It’s not just about a paycheck: A word on impact

This is an article part of the It’s not just about the money: Exploring the 4 important aspects of a software engineering job series.

Impact

One punch man surely is having an impact in this world! Source.

Let’s face it, many of us strive to be software engineers because we want to make a difference in the world. It’s important to be aware that impact is different at every company.

At large companies like Google, Microsoft, Facebook, and Amazon, it’s true that code changes that you make have the potential to affect millions of people, but what about the impact on the company as a whole? Will your users even care for your changes?

At smaller companies, though your code changes may not make it to as many users, depending on the project, the impact can be astounding.

For my first internship, I worked for this small company called VoiceBox (now Nuance) which at the time was working on developing natural language processing algorithms to power voice recognition for Samsung phones.

To get data to allow their NLP specialists to train their models, VoiceBox made use of an in-house recording booth to get raw audio recordings of people saying specific phrases. Though functional, this solution was certainly not scalable as only one person could be using the recording booth at a time.
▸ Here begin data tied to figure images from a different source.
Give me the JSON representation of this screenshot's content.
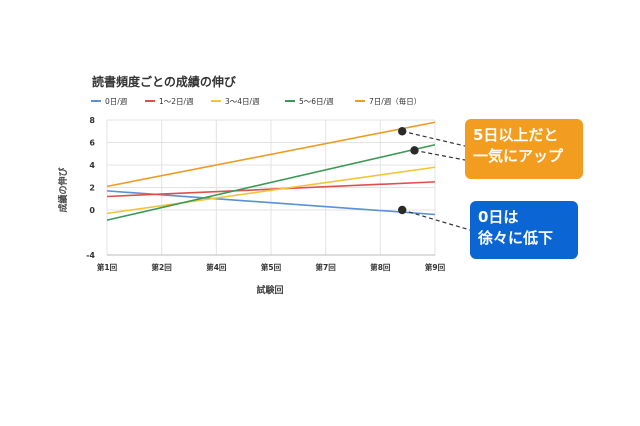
{
  "chart_data": {
    "type": "line",
    "title": "読書頻度ごとの成績の伸び",
    "xlabel": "試験回",
    "ylabel": "成績の伸び",
    "categories": [
      "第1回",
      "第2回",
      "第4回",
      "第5回",
      "第7回",
      "第8回",
      "第9回"
    ],
    "x_range": [
      1,
      9
    ],
    "ylim": [
      -4,
      8
    ],
    "y_ticks": [
      -4,
      0,
      2,
      4,
      6,
      8
    ],
    "grid": true,
    "legend_position": "top",
    "series": [
      {
        "name": "0日/週",
        "color": "#5b8fd6",
        "x": [
          1,
          9
        ],
        "y": [
          1.7,
          -0.4
        ]
      },
      {
        "name": "1〜2日/週",
        "color": "#e0504a",
        "x": [
          1,
          9
        ],
        "y": [
          1.2,
          2.5
        ]
      },
      {
        "name": "3〜4日/週",
        "color": "#f2c438",
        "x": [
          1,
          9
        ],
        "y": [
          -0.3,
          3.8
        ]
      },
      {
        "name": "5〜6日/週",
        "color": "#3a9a55",
        "x": [
          1,
          9
        ],
        "y": [
          -0.9,
          5.8
        ]
      },
      {
        "name": "7日/週（毎日）",
        "color": "#ef9b22",
        "x": [
          1,
          9
        ],
        "y": [
          2.1,
          7.8
        ]
      }
    ],
    "annotations": [
      {
        "lines": [
          "5日以上だと",
          "一気にアップ"
        ],
        "color": "#f29d1f",
        "points": [
          {
            "x": 8.2,
            "y": 7.0
          },
          {
            "x": 8.5,
            "y": 5.3
          }
        ]
      },
      {
        "lines": [
          "0日は",
          "徐々に低下"
        ],
        "color": "#0b66d3",
        "points": [
          {
            "x": 8.2,
            "y": 0.0
          }
        ]
      }
    ]
  }
}
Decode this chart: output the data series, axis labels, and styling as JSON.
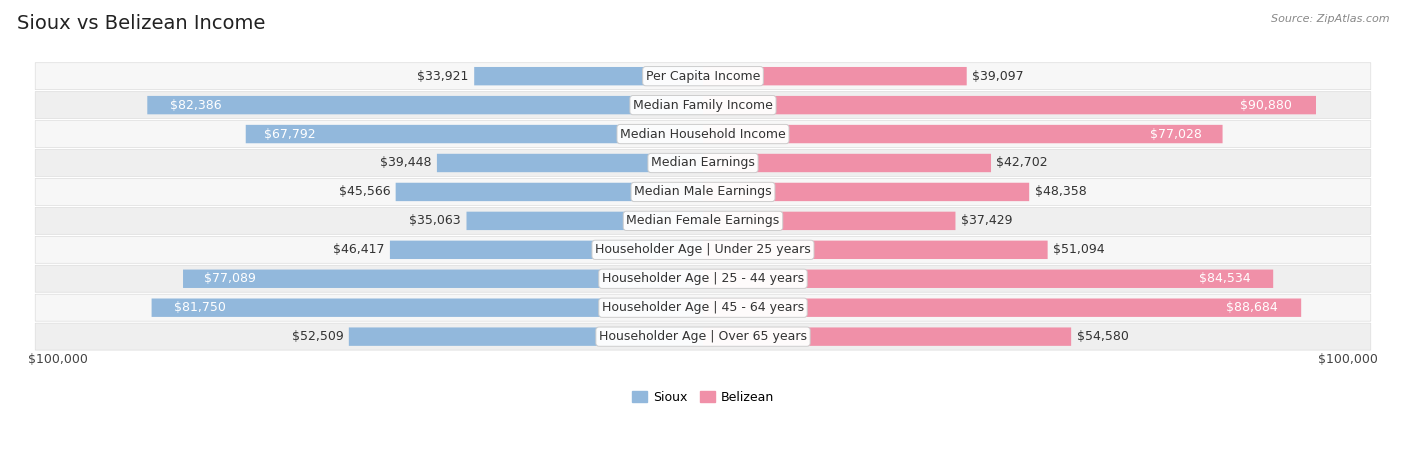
{
  "title": "Sioux vs Belizean Income",
  "source": "Source: ZipAtlas.com",
  "categories": [
    "Per Capita Income",
    "Median Family Income",
    "Median Household Income",
    "Median Earnings",
    "Median Male Earnings",
    "Median Female Earnings",
    "Householder Age | Under 25 years",
    "Householder Age | 25 - 44 years",
    "Householder Age | 45 - 64 years",
    "Householder Age | Over 65 years"
  ],
  "sioux_values": [
    33921,
    82386,
    67792,
    39448,
    45566,
    35063,
    46417,
    77089,
    81750,
    52509
  ],
  "belizean_values": [
    39097,
    90880,
    77028,
    42702,
    48358,
    37429,
    51094,
    84534,
    88684,
    54580
  ],
  "sioux_labels": [
    "$33,921",
    "$82,386",
    "$67,792",
    "$39,448",
    "$45,566",
    "$35,063",
    "$46,417",
    "$77,089",
    "$81,750",
    "$52,509"
  ],
  "belizean_labels": [
    "$39,097",
    "$90,880",
    "$77,028",
    "$42,702",
    "$48,358",
    "$37,429",
    "$51,094",
    "$84,534",
    "$88,684",
    "$54,580"
  ],
  "max_value": 100000,
  "sioux_color": "#92b8dc",
  "belizean_color": "#f090a8",
  "bg_color": "#ffffff",
  "row_light": "#f7f7f7",
  "row_dark": "#efefef",
  "row_border": "#dddddd",
  "legend_sioux": "Sioux",
  "legend_belizean": "Belizean",
  "xlabel_left": "$100,000",
  "xlabel_right": "$100,000",
  "title_fontsize": 14,
  "label_fontsize": 9,
  "category_fontsize": 9,
  "source_fontsize": 8,
  "legend_fontsize": 9,
  "threshold_white": 55000
}
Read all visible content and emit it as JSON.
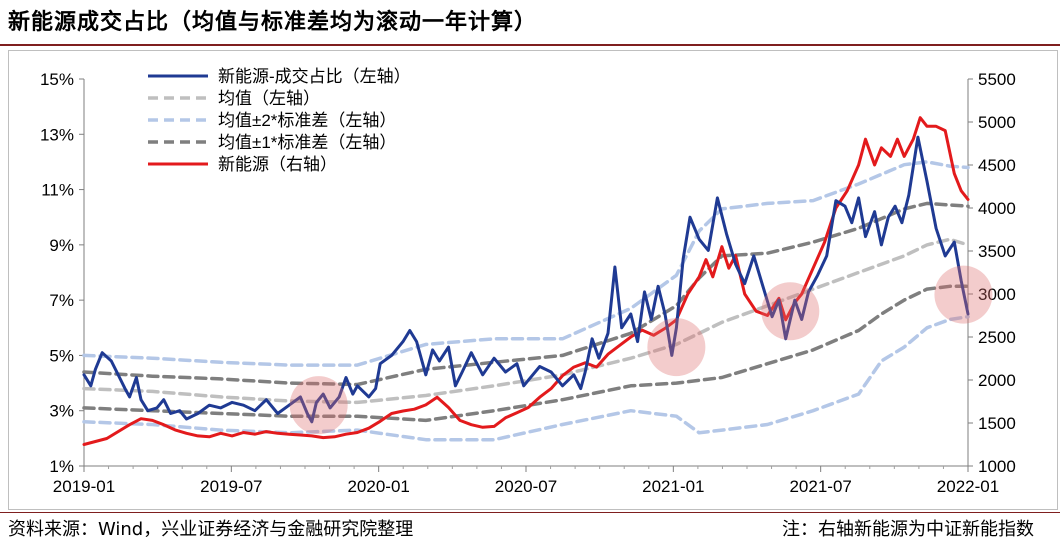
{
  "title": "新能源成交占比（均值与标准差均为滚动一年计算）",
  "source": "资料来源：Wind，兴业证券经济与金融研究院整理",
  "note": "注：右轴新能源为中证新能指数",
  "chart_data": {
    "type": "line",
    "title": "新能源成交占比（均值与标准差均为滚动一年计算）",
    "x_ticks": [
      "2019-01",
      "2019-07",
      "2020-01",
      "2020-07",
      "2021-01",
      "2021-07",
      "2022-01"
    ],
    "x_range": [
      0,
      37
    ],
    "y_left_range": [
      1,
      15
    ],
    "y_left_ticks": [
      "1%",
      "3%",
      "5%",
      "7%",
      "9%",
      "11%",
      "13%",
      "15%"
    ],
    "y_right_range": [
      1000,
      5500
    ],
    "y_right_ticks": [
      "1000",
      "1500",
      "2000",
      "2500",
      "3000",
      "3500",
      "4000",
      "4500",
      "5000",
      "5500"
    ],
    "legend_position": "top-left",
    "series": [
      {
        "name": "新能源-成交占比（左轴）",
        "axis": "left",
        "color": "#1f3a93",
        "style": "solid",
        "points": [
          [
            0,
            4.3
          ],
          [
            0.3,
            3.9
          ],
          [
            0.5,
            4.5
          ],
          [
            0.8,
            5.1
          ],
          [
            1.2,
            4.8
          ],
          [
            1.5,
            4.3
          ],
          [
            1.8,
            3.8
          ],
          [
            2.0,
            3.5
          ],
          [
            2.3,
            4.2
          ],
          [
            2.5,
            3.4
          ],
          [
            2.8,
            3.0
          ],
          [
            3.2,
            3.1
          ],
          [
            3.5,
            3.4
          ],
          [
            3.8,
            2.9
          ],
          [
            4.2,
            3.0
          ],
          [
            4.5,
            2.7
          ],
          [
            5,
            2.9
          ],
          [
            5.5,
            3.2
          ],
          [
            6,
            3.1
          ],
          [
            6.5,
            3.3
          ],
          [
            7,
            3.2
          ],
          [
            7.5,
            3.0
          ],
          [
            8,
            3.4
          ],
          [
            8.5,
            2.9
          ],
          [
            9,
            3.2
          ],
          [
            9.5,
            3.5
          ],
          [
            9.8,
            2.9
          ],
          [
            10,
            2.6
          ],
          [
            10.2,
            3.3
          ],
          [
            10.5,
            3.6
          ],
          [
            10.8,
            3.1
          ],
          [
            11.2,
            3.5
          ],
          [
            11.5,
            4.2
          ],
          [
            11.8,
            3.6
          ],
          [
            12,
            3.9
          ],
          [
            12.5,
            3.5
          ],
          [
            12.8,
            3.8
          ],
          [
            13,
            4.7
          ],
          [
            13.5,
            5.0
          ],
          [
            14,
            5.5
          ],
          [
            14.3,
            5.9
          ],
          [
            14.6,
            5.5
          ],
          [
            15,
            4.3
          ],
          [
            15.3,
            5.2
          ],
          [
            15.6,
            4.8
          ],
          [
            16,
            5.3
          ],
          [
            16.3,
            3.9
          ],
          [
            16.6,
            4.4
          ],
          [
            17,
            5.1
          ],
          [
            17.5,
            4.3
          ],
          [
            18,
            4.9
          ],
          [
            18.5,
            4.4
          ],
          [
            19,
            4.7
          ],
          [
            19.3,
            3.9
          ],
          [
            19.7,
            4.3
          ],
          [
            20,
            4.6
          ],
          [
            20.5,
            4.4
          ],
          [
            21,
            3.9
          ],
          [
            21.5,
            4.3
          ],
          [
            21.8,
            3.8
          ],
          [
            22,
            4.4
          ],
          [
            22.3,
            5.6
          ],
          [
            22.6,
            4.9
          ],
          [
            23,
            5.8
          ],
          [
            23.3,
            8.2
          ],
          [
            23.6,
            6.0
          ],
          [
            24,
            6.5
          ],
          [
            24.3,
            5.5
          ],
          [
            24.6,
            7.3
          ],
          [
            24.9,
            6.3
          ],
          [
            25.2,
            7.5
          ],
          [
            25.5,
            6.5
          ],
          [
            25.8,
            5.0
          ],
          [
            26,
            6.0
          ],
          [
            26.3,
            8.5
          ],
          [
            26.6,
            10.0
          ],
          [
            27,
            9.2
          ],
          [
            27.4,
            8.8
          ],
          [
            27.8,
            10.7
          ],
          [
            28.2,
            9.4
          ],
          [
            28.6,
            8.3
          ],
          [
            29,
            7.6
          ],
          [
            29.4,
            8.6
          ],
          [
            29.8,
            7.5
          ],
          [
            30.2,
            6.4
          ],
          [
            30.5,
            7.0
          ],
          [
            30.8,
            5.6
          ],
          [
            31.2,
            7.0
          ],
          [
            31.5,
            6.3
          ],
          [
            31.8,
            7.3
          ],
          [
            32.2,
            7.9
          ],
          [
            32.6,
            8.6
          ],
          [
            33,
            10.6
          ],
          [
            33.4,
            10.4
          ],
          [
            33.7,
            9.8
          ],
          [
            34,
            10.7
          ],
          [
            34.3,
            9.3
          ],
          [
            34.7,
            10.2
          ],
          [
            35,
            9.0
          ],
          [
            35.3,
            10.0
          ],
          [
            35.6,
            10.4
          ],
          [
            35.9,
            9.8
          ],
          [
            36.2,
            10.8
          ],
          [
            36.6,
            12.9
          ],
          [
            37,
            11.3
          ],
          [
            37.4,
            9.6
          ],
          [
            37.8,
            8.6
          ],
          [
            38.2,
            9.1
          ],
          [
            38.5,
            7.7
          ],
          [
            38.8,
            6.5
          ]
        ]
      },
      {
        "name": "均值（左轴）",
        "axis": "left",
        "color": "#bfbfbf",
        "style": "dashed",
        "points": [
          [
            0,
            3.8
          ],
          [
            3,
            3.7
          ],
          [
            6,
            3.5
          ],
          [
            9,
            3.35
          ],
          [
            12,
            3.3
          ],
          [
            15,
            3.55
          ],
          [
            18,
            3.9
          ],
          [
            21,
            4.3
          ],
          [
            24,
            4.9
          ],
          [
            26,
            5.4
          ],
          [
            28,
            6.2
          ],
          [
            30,
            6.8
          ],
          [
            32,
            7.4
          ],
          [
            34,
            8.0
          ],
          [
            36,
            8.6
          ],
          [
            37,
            9.0
          ],
          [
            38,
            9.2
          ],
          [
            38.8,
            9.0
          ]
        ]
      },
      {
        "name": "均值±2*标准差（左轴）",
        "axis": "left",
        "color": "#b4c7e7",
        "style": "dashed",
        "points": [
          [
            0,
            5.0
          ],
          [
            3,
            4.9
          ],
          [
            6,
            4.75
          ],
          [
            9,
            4.65
          ],
          [
            12,
            4.65
          ],
          [
            15,
            5.4
          ],
          [
            18,
            5.6
          ],
          [
            21,
            5.6
          ],
          [
            24,
            6.7
          ],
          [
            26,
            7.9
          ],
          [
            27,
            9.5
          ],
          [
            28,
            10.3
          ],
          [
            30,
            10.5
          ],
          [
            32,
            10.6
          ],
          [
            34,
            11.2
          ],
          [
            36,
            11.9
          ],
          [
            37,
            12.0
          ],
          [
            38,
            11.85
          ],
          [
            38.8,
            11.8
          ],
          [
            0,
            2.6
          ],
          [
            3,
            2.5
          ],
          [
            6,
            2.3
          ],
          [
            9,
            2.2
          ],
          [
            12,
            2.3
          ],
          [
            15,
            1.95
          ],
          [
            18,
            1.95
          ],
          [
            21,
            2.5
          ],
          [
            24,
            3.0
          ],
          [
            26,
            2.8
          ],
          [
            27,
            2.2
          ],
          [
            28,
            2.3
          ],
          [
            30,
            2.5
          ],
          [
            32,
            3.0
          ],
          [
            34,
            3.6
          ],
          [
            35,
            4.8
          ],
          [
            36,
            5.3
          ],
          [
            37,
            6.0
          ],
          [
            38,
            6.3
          ],
          [
            38.8,
            6.4
          ]
        ]
      },
      {
        "name": "均值±1*标准差（左轴）",
        "axis": "left",
        "color": "#7f7f7f",
        "style": "dashed",
        "points": [
          [
            0,
            4.4
          ],
          [
            3,
            4.25
          ],
          [
            6,
            4.15
          ],
          [
            9,
            4.0
          ],
          [
            12,
            3.95
          ],
          [
            15,
            4.5
          ],
          [
            18,
            4.75
          ],
          [
            21,
            5.0
          ],
          [
            24,
            5.8
          ],
          [
            26,
            6.8
          ],
          [
            27,
            7.8
          ],
          [
            28,
            8.6
          ],
          [
            30,
            8.7
          ],
          [
            32,
            9.1
          ],
          [
            34,
            9.6
          ],
          [
            36,
            10.3
          ],
          [
            37,
            10.5
          ],
          [
            38.8,
            10.4
          ],
          [
            0,
            3.1
          ],
          [
            3,
            3.0
          ],
          [
            6,
            2.9
          ],
          [
            9,
            2.8
          ],
          [
            12,
            2.8
          ],
          [
            15,
            2.65
          ],
          [
            18,
            3.0
          ],
          [
            21,
            3.4
          ],
          [
            24,
            3.9
          ],
          [
            26,
            4.0
          ],
          [
            27,
            4.1
          ],
          [
            28,
            4.2
          ],
          [
            30,
            4.7
          ],
          [
            32,
            5.2
          ],
          [
            34,
            5.9
          ],
          [
            35,
            6.5
          ],
          [
            36,
            7.0
          ],
          [
            37,
            7.4
          ],
          [
            38,
            7.5
          ],
          [
            38.8,
            7.5
          ]
        ]
      },
      {
        "name": "新能源（右轴）",
        "axis": "right",
        "color": "#e31a1c",
        "style": "solid",
        "points": [
          [
            0,
            1250
          ],
          [
            1,
            1320
          ],
          [
            2,
            1480
          ],
          [
            2.5,
            1550
          ],
          [
            3,
            1530
          ],
          [
            3.5,
            1480
          ],
          [
            4,
            1420
          ],
          [
            4.5,
            1380
          ],
          [
            5,
            1350
          ],
          [
            5.5,
            1340
          ],
          [
            6,
            1380
          ],
          [
            6.5,
            1350
          ],
          [
            7,
            1390
          ],
          [
            7.5,
            1370
          ],
          [
            8,
            1400
          ],
          [
            8.5,
            1380
          ],
          [
            9,
            1370
          ],
          [
            9.5,
            1360
          ],
          [
            10,
            1350
          ],
          [
            10.5,
            1330
          ],
          [
            11,
            1340
          ],
          [
            11.5,
            1370
          ],
          [
            12,
            1390
          ],
          [
            12.5,
            1440
          ],
          [
            13,
            1520
          ],
          [
            13.5,
            1610
          ],
          [
            14,
            1640
          ],
          [
            14.5,
            1660
          ],
          [
            15,
            1710
          ],
          [
            15.5,
            1800
          ],
          [
            16,
            1680
          ],
          [
            16.5,
            1530
          ],
          [
            17,
            1480
          ],
          [
            17.5,
            1450
          ],
          [
            18,
            1460
          ],
          [
            18.5,
            1560
          ],
          [
            19,
            1620
          ],
          [
            19.5,
            1680
          ],
          [
            20,
            1800
          ],
          [
            20.5,
            1900
          ],
          [
            21,
            2050
          ],
          [
            21.5,
            2150
          ],
          [
            22,
            2200
          ],
          [
            22.5,
            2150
          ],
          [
            23,
            2300
          ],
          [
            23.5,
            2400
          ],
          [
            24,
            2500
          ],
          [
            24.5,
            2580
          ],
          [
            25,
            2520
          ],
          [
            25.5,
            2600
          ],
          [
            26,
            2700
          ],
          [
            26.5,
            3000
          ],
          [
            27,
            3200
          ],
          [
            27.3,
            3400
          ],
          [
            27.6,
            3200
          ],
          [
            28,
            3550
          ],
          [
            28.3,
            3300
          ],
          [
            28.6,
            3450
          ],
          [
            29,
            3000
          ],
          [
            29.5,
            2800
          ],
          [
            30,
            2750
          ],
          [
            30.5,
            2950
          ],
          [
            30.8,
            2700
          ],
          [
            31.2,
            2900
          ],
          [
            31.5,
            3000
          ],
          [
            32,
            3300
          ],
          [
            32.5,
            3600
          ],
          [
            33,
            4000
          ],
          [
            33.5,
            4200
          ],
          [
            34,
            4500
          ],
          [
            34.3,
            4800
          ],
          [
            34.7,
            4500
          ],
          [
            35,
            4700
          ],
          [
            35.4,
            4600
          ],
          [
            35.7,
            4800
          ],
          [
            36,
            4600
          ],
          [
            36.4,
            4800
          ],
          [
            36.7,
            5050
          ],
          [
            37,
            4950
          ],
          [
            37.4,
            4950
          ],
          [
            37.8,
            4900
          ],
          [
            38.2,
            4400
          ],
          [
            38.5,
            4200
          ],
          [
            38.8,
            4100
          ]
        ]
      }
    ]
  }
}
With this in mind, Voicebox sought out to develop an Android mobile application to allow participants to record utterances on their phone instead of having to go into the recording booth.

The headquarters in Bellevue WA in 2014.

And that’s exactly what I spent my summer doing; building the application from scratch. The NLP scientists hungered for lots of data.

At the start of my internship, everything was going smoothly. I took my time in trying to figure out how I was going to implement the spec that I was given. The initial release was scheduled to be a month out, but there was some miscommunication between departments and we actually needed a V1 release in less than a week.

Coworker frantically trying to debug code at 3 in the morning for the 1.0 release

My coworker and I stayed up until 5 in the morning finishing up the initial release and came in the next morning to fix up the bugs. For the rest of my summer, I worked on making performance improvements to enable us to release the app on crowdsourcing platforms and incorporated user feedback to improve the usability and aesthetics of the app.

By the end of the year, the app had been released on crowdsourcing platforms and gathered well over 100k audio recordings for the NLP engineers to use.

Although on a lot of days I felt mentally exhausted, I would always leave work satisfied knowing that my work was going to have a huge impact on how VoiceBox collected their data. It wouldn’t be uncommon to have people I didn’t even know come up to my desk to offer suggestions or to just thank me for making this tool for them. This sense of ownership and connection to my users empowered me to go above and beyond what was expected. I still remember being excited on my Sunday nights as I laid in my bed thinking about all of the new features and improvements I was going to implement the next morning.

The Microsoft intern signature event!

In stark contrast, when I interned at Microsoft two years later, I didn’t feel as connected to my work. My intern project was to connect two systems on the Azure platform, Azure Event Hubs which handles millions of events from various devices a day with a file system data store, Azure Data Lake Store so that engineers could capture and process event data.

Although technically my intern project sounded interesting, the impact that I ended up having felt minimal. I didn’t feel as connected to the product as I did at VoiceBox and my project wasn’t a priority. I had finished the majority of work by the end of my internship, but my code didn’t get shipped until almost a year later. The lack of urgency and connection to my stakeholders made me less excited to come into my job everyday.

Despite my positive experience at VoiceBox, it is not to say all small companies will give that same feeling of impact. That next summer, I worked at an even smaller company, Socrata. At Socrata, I worked with two other interns to look into big data storage solutions for Socrata’s datasets to power their visualizations on the frontend. We looked into technologies such as Apache Spark, Amazon Redshift, and Google BigQuery and built an data ingestor that imported hundreds of gigabytes of data. It’s actually open sourced and can be found here.

Although I ended up learning a ton about the different technologies, after finishing the project, I didn’t feel the same amount of satisfaction mainly because there were no plans to integrate it with their existing data pipeline for a handful of reasons that I won’t go into here.

How has the idea of impact changed for me?

Before I started working, I had always thought that to have any noticeable change on the world the only way to do so was through working for larger companies. I’m glad I had the experience of working for smaller companies to get a taste of what impact could be like.

I had such a great time at Voicebox that I decided to even come back to work over winter break for about a month. Although I could have spent my time off relaxing and playing video games, I wanted to continue driving the product that I had created.

So what kind of impact should I want to have?

That’s ultimately up to you to decide! If you’re okay contributing to a larger cause and want to focus on the technical aspects of the job, that’s perfectly fine as well. But there’s something about being close to the people that interact with software that I built that always strikes a chord with me and rallies me to want to do more.